Photodynamic efficacy via modulation of signal pathways on chemoresistant small cell lung cancer (SCLC) cells

A25 Introduction: Lung cancer is the leading cause of cancer death worldwide. Small cell lung cancer (SCLC) is associated with the poorest prognosis. Photodynamic therapy (PDT) is a new approach of cancer treatment. It works by generating singlet oxygen to induce cancer cell death in the presence of photosensitizers, light and oxygen. Photosensitizer - NPe6 may be useful for treating SCLC patients.
 Aims: To evaluate the anti-tumour effect and mechanism of the photosensitizer NPe6 - PDT in chemo-resistant cell line H69AR SCLC.
 Method: The optimal uptake of NPe6 in H69AR cells was measured by flowcytometer. Phototoxicity of NPe6-PDT to the cells was evaluated by automated cell viability analysis. The expression of tumor suppressor protein p53, the anti-apoptotic protein BCl 2 , p38 mitogen-activated protein kinase (p38 MAPK) and c-jun N-terminal protein kinases (JNKs) were analyzed by Western blot. Morphological apoptotic changes in H69AR cells after treatment were determined by DAPI under microscopic examination.

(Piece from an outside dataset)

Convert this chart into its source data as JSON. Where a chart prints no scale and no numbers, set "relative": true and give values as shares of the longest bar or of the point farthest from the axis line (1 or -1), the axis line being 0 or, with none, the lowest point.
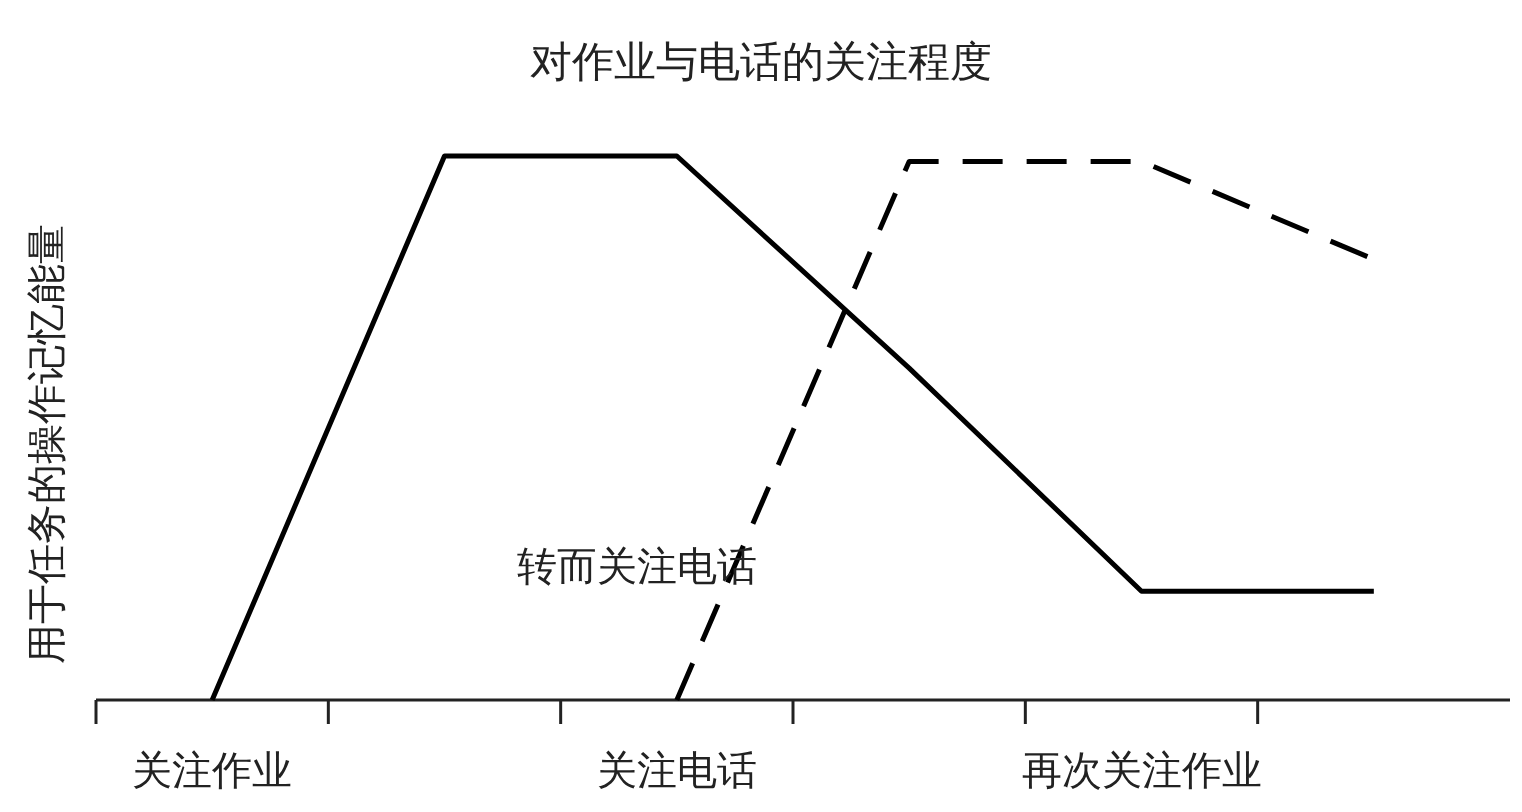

 Results: The optimal cellular uptake of NPe6 was at 4 hours incubation. The phototoxicity of NPe6-PDT induced 75% killing in H69AR cells at 20μg/mL and 4 J/cm 2 . The expression of BCl 2 was down-regulated while the level of p53 remained after treatment. The expressions of phosphorylated p38 MAPK and JNK proteins were also down-regulated post-PDT treatment. Up to 50% of cells at LD 75 .showed condensed nucleus using DAPI nuclear stain, reflecting cells undergoing apoptosis.
 Conclusion: NPe6-PDT is effective to H69AR cells causing death through apoptosis. It may be mediated by suppressing the anti-apoptotic protein BCl 2 expression and down-regulating the phosphorylated p38MAPK and JNKs. Further cellular protein modulations after treatment will be elucidated.